Background: Hospital Consumer Assessment of Healthcare Providers and Systems (HCAHPS) surveys allow patients to reflect on their hospital stay and provide standardized metrics for hospitals to improve the quality of care they provide. hospital administrators have a vested interest in earning strong HCAHPS scores, as this information is publicly available. One theorized way to improve satisfaction is through streamlining patient care with the use of a multidisciplinary team. The collaboration of members from various disciplines allows for the care team to address the acute medical complaint, initiate discharge planning early, and prepare for changes that will occur on the floor.
Purpose: As more members become involved in the primary care team, there exists several opportunities for lapses in effective communication. Thus, the efficiency of the team may falter, and patients may begin to remark, “do you even talk to each other?” Dyad rounding is a rounding modality that focuses on making a concerted effort to utilize all members of the multidisciplinary team during morning rounds. This allows essential team members to be present together and not receive second-hand accounts about a patient’s progress. The purpose of this initiative was to improve HCAHPS scores by streamlining patient care through effective multidisciplinary communication. To create buy-in for the initiative, surveys were utilized to adapt the hospital-wide roll out to the needs of the principal members.

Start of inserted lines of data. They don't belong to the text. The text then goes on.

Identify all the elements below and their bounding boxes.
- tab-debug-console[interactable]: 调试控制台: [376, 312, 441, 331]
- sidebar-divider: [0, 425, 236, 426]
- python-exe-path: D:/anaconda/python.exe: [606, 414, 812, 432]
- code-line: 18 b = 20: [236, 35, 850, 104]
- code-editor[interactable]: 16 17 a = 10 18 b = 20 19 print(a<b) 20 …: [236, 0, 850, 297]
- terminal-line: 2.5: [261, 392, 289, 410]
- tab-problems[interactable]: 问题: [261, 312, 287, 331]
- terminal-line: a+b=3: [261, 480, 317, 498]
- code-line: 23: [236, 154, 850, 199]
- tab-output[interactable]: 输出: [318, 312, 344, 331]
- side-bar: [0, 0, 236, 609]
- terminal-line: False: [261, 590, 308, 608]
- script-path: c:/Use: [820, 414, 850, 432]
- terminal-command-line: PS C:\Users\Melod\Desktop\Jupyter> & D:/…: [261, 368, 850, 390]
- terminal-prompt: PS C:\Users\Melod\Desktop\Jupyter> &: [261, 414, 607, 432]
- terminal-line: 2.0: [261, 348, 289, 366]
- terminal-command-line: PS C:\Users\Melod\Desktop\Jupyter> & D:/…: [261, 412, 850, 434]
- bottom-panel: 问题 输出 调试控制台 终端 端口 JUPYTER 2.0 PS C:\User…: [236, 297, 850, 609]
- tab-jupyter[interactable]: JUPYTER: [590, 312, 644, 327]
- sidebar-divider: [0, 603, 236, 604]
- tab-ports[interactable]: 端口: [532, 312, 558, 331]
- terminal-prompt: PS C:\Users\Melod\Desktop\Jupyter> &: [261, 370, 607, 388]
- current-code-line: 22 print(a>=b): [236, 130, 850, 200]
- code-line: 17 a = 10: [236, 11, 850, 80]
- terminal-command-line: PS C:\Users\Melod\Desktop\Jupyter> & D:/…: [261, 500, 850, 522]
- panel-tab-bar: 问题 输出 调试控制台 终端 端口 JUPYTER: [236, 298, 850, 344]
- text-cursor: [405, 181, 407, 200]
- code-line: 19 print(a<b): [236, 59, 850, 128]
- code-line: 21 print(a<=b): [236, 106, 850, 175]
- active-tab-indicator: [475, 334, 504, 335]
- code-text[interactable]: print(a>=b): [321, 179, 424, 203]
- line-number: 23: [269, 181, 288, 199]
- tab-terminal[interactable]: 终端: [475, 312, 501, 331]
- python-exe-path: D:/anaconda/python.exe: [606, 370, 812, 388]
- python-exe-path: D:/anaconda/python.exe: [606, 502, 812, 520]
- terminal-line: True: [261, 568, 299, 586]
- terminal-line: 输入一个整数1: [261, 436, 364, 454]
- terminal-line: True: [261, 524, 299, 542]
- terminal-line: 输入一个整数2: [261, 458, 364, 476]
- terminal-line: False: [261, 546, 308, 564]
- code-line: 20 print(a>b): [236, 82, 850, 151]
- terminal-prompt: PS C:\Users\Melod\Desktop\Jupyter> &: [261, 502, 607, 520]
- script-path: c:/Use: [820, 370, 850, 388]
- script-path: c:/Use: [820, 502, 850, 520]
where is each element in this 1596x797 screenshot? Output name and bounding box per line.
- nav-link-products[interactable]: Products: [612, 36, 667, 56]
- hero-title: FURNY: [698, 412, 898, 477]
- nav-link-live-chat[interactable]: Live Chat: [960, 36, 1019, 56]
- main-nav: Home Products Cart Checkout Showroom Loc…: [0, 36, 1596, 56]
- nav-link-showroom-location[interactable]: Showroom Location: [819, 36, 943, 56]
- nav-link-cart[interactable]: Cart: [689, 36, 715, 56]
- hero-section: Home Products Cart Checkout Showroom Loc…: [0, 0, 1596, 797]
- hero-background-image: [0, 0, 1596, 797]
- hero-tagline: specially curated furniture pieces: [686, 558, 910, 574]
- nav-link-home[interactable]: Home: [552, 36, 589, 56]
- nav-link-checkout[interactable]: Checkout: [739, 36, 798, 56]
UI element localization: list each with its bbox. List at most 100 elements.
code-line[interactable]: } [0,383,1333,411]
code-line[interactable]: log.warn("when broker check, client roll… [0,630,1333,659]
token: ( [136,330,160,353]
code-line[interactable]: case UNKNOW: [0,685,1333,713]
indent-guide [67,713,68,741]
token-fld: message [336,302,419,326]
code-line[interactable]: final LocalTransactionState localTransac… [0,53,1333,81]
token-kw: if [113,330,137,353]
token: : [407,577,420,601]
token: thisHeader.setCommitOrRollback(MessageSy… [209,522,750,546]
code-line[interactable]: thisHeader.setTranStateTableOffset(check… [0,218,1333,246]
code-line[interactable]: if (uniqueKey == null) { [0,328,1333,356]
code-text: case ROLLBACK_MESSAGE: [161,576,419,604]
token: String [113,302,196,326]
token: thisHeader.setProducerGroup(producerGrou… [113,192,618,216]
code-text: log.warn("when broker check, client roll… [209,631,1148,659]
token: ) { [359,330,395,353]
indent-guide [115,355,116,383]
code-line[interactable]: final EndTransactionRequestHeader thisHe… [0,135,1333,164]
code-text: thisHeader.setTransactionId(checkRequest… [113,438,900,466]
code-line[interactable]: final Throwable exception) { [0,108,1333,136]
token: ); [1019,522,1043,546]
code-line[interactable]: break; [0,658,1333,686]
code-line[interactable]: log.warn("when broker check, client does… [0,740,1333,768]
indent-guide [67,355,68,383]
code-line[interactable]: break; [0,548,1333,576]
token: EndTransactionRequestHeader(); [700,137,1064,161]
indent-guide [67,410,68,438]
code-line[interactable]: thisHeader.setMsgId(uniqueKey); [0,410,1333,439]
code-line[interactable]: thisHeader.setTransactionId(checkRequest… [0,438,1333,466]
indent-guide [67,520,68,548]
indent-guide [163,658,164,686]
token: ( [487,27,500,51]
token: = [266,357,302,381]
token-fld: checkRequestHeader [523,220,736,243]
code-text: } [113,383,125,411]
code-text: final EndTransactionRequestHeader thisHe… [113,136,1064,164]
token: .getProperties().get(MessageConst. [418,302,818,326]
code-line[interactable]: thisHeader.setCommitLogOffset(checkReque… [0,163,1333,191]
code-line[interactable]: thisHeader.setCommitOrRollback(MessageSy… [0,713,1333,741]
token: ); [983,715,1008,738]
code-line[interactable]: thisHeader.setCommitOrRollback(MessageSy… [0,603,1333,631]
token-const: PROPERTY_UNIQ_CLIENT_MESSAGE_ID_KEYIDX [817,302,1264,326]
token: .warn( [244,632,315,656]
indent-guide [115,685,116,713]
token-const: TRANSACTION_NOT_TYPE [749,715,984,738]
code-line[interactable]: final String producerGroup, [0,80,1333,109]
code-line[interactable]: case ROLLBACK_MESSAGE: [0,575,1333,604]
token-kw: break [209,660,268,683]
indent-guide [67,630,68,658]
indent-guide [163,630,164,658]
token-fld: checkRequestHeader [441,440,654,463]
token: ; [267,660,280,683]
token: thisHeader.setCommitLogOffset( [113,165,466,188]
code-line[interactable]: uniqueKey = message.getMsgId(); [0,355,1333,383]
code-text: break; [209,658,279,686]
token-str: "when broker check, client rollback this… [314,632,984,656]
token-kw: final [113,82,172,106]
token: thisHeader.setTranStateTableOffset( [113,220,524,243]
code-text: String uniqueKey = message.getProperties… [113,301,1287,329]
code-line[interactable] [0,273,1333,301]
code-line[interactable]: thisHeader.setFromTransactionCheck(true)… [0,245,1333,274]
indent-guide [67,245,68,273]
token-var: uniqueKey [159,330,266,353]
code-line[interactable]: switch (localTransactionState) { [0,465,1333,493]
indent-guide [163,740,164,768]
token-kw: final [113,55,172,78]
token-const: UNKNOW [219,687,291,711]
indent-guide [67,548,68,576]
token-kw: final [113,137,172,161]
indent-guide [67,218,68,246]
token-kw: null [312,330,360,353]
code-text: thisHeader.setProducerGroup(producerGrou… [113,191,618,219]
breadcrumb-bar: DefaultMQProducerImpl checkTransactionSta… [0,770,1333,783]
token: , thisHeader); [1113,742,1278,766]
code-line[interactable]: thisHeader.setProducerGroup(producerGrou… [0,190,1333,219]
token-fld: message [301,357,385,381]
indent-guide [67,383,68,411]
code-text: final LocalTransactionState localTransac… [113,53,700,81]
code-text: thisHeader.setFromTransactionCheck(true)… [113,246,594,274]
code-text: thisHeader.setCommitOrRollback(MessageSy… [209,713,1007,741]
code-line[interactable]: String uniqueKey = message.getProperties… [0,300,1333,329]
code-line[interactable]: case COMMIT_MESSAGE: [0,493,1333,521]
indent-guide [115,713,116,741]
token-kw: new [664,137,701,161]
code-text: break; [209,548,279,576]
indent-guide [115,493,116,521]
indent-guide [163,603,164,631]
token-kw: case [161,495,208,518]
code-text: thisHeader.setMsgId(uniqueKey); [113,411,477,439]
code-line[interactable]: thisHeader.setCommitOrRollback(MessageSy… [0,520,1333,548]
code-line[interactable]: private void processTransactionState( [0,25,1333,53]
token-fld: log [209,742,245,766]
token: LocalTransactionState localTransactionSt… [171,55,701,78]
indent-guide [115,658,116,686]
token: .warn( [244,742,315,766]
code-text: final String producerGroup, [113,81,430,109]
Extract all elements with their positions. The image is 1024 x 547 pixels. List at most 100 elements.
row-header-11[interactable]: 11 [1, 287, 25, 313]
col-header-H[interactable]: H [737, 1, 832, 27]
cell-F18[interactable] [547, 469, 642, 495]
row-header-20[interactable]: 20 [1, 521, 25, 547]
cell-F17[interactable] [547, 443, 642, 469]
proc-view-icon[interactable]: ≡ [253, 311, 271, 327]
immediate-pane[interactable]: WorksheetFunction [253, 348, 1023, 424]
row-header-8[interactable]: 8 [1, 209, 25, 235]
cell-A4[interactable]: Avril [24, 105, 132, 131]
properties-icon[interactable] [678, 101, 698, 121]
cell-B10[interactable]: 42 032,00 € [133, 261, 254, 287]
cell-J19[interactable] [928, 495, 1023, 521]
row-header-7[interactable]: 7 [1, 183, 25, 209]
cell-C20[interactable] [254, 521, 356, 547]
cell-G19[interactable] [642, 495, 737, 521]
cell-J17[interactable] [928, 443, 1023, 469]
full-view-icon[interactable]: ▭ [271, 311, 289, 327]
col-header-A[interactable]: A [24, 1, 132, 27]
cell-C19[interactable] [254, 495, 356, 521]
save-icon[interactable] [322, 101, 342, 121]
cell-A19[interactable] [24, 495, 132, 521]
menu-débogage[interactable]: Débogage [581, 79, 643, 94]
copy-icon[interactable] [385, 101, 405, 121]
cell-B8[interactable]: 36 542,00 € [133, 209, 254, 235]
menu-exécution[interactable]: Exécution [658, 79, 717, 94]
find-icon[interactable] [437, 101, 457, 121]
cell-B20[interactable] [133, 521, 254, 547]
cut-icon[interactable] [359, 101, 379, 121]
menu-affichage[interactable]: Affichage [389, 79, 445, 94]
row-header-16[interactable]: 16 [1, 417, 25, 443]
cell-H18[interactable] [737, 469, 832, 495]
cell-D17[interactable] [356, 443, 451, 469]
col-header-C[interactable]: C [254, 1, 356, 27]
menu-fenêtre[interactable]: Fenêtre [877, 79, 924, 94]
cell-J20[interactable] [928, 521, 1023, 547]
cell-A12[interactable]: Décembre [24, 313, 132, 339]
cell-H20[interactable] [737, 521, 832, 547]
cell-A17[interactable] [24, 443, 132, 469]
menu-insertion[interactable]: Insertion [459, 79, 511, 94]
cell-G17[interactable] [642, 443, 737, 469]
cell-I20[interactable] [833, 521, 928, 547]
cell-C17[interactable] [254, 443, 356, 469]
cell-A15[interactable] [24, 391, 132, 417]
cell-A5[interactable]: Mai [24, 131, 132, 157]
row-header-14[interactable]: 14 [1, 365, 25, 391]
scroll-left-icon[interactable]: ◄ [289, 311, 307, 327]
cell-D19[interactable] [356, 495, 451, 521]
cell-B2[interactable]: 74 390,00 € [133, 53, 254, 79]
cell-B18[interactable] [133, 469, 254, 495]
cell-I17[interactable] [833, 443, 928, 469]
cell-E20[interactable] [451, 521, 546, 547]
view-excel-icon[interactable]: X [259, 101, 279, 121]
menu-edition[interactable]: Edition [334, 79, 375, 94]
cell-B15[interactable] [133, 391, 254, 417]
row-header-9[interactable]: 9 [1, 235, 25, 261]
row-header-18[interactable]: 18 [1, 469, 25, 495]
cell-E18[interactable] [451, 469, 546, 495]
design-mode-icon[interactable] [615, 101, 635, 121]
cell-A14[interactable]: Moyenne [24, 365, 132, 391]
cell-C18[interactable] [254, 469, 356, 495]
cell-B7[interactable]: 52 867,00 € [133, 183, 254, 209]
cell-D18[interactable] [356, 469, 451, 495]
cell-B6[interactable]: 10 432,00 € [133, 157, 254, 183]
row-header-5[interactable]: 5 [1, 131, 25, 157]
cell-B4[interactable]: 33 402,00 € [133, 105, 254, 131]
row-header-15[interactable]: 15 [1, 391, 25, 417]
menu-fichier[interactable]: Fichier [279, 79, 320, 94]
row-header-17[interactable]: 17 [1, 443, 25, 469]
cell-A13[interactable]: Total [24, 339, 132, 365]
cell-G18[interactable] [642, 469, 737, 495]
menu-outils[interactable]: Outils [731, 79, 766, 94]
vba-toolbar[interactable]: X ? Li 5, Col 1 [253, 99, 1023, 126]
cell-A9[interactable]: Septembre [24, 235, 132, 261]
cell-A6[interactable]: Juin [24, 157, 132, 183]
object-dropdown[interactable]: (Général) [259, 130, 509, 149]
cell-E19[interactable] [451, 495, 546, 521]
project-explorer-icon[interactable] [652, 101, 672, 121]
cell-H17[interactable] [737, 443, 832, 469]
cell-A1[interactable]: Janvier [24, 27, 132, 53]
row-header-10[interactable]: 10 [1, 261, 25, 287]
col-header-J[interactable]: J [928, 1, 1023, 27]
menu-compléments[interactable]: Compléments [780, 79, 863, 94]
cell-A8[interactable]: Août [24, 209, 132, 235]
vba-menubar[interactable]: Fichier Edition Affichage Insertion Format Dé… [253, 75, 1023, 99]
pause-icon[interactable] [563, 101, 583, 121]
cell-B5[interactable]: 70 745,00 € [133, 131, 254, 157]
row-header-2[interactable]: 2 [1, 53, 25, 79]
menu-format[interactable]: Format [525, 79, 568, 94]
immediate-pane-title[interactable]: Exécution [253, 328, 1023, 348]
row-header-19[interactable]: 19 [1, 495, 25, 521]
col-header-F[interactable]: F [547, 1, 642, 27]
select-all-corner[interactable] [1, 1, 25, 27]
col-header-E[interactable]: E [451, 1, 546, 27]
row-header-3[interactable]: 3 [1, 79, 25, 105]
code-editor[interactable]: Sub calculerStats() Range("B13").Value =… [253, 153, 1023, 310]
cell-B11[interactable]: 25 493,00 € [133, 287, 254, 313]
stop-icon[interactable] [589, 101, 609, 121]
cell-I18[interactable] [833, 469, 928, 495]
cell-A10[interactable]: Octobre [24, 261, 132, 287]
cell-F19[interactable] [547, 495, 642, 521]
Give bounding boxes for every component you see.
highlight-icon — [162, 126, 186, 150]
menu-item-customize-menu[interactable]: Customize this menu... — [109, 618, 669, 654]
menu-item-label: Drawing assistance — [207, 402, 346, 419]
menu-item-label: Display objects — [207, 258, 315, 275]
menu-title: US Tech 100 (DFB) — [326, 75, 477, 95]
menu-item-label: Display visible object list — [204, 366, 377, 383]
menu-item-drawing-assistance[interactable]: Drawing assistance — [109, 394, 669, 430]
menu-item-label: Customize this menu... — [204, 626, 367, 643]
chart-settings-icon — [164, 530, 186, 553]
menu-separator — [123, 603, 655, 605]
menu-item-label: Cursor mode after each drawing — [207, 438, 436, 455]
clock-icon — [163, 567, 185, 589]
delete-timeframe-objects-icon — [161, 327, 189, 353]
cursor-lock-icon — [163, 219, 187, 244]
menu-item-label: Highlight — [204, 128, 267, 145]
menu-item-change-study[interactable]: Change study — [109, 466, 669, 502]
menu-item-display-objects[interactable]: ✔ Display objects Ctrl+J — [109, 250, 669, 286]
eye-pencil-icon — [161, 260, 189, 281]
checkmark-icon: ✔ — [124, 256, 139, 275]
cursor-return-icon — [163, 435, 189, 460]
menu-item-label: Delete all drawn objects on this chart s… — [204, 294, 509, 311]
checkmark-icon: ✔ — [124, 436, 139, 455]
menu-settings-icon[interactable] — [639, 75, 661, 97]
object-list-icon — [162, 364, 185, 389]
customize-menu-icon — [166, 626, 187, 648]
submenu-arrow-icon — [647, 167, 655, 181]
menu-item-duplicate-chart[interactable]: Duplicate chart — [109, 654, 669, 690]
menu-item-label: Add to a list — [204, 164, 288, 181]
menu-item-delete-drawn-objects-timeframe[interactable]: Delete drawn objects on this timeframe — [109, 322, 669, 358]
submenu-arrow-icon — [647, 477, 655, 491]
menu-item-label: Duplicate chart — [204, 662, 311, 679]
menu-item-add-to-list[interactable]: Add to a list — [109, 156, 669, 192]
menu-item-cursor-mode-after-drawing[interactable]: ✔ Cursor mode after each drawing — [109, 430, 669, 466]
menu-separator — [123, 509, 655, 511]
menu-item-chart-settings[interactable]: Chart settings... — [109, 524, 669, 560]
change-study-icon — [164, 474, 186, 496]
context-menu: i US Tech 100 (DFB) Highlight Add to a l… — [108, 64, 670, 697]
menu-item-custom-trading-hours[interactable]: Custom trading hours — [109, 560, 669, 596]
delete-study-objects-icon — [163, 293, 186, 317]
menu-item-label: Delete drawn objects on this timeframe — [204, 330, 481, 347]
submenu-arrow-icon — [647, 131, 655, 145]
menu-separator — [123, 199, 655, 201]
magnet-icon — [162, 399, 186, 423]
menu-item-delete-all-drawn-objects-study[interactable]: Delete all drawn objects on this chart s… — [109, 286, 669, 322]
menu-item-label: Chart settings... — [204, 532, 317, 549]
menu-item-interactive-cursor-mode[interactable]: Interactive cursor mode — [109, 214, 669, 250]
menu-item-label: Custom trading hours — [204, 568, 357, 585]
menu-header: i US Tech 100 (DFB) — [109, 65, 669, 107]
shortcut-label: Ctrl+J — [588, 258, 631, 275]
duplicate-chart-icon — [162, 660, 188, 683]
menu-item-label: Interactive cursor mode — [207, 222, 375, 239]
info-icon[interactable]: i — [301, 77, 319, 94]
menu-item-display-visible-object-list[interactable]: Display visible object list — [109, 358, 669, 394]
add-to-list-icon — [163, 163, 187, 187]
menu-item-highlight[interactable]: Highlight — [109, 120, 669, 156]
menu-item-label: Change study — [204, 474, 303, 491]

Description: Dyad rounding was implemented in an acute care community hospital with the Internal Medicine, Family Medicine, Hospitalist Services, and private teaching groups. This rounding modality focused on the collaboration between the attending, the senior resident, the unit nurse, and case manager. This team would round on their patients, with all four members in the patient room. The attending would discuss updates with the patient, while the nurse documented the plan on a whiteboard. The case manager would discuss discharge planning. Before leaving the patient room, concerns from any member of the interdisciplinary team, and the patient, were addressed. After rounds, the attending and senior resident would complete an anonymous survey, reflecting on their experience. Initially, dyad rounding was implemented on one floor per service. After five months, dyad rounding was implemented on every floor, for every service.
Conclusions: Survey responses from physicians and residents showed that dyad rounding led to an improvement in workflow (n=130, 64%), with 79% of responses (n=159) reporting it to be a beneficial change. However, this did come at the cost of removing the case manager from rounds as it proved to not be time effective. Initially, surveys were collected daily, but collection was changed to a weekly basis due to survey fatigue. Preliminary HCAHPS scores were obtained for the first three months of dyad rounding. Physicians’ ability to share information in a way that the patient can understand was in the 16th percentile in the four months prior to the implementation of dyad rounding. The monthly percentiles during the first three months of dyad rounding, were 36th, 72nd, and 79th, respectively. Ultimately, preliminary data appears to point towards an improvement in some HCAHPS domains, as well as an improvement in overall workflow. The conscious effort to coordinate and round with a multidisciplinary team, through the form of dyad rounding, may prove to be a simple change for vastly improved patient satisfaction.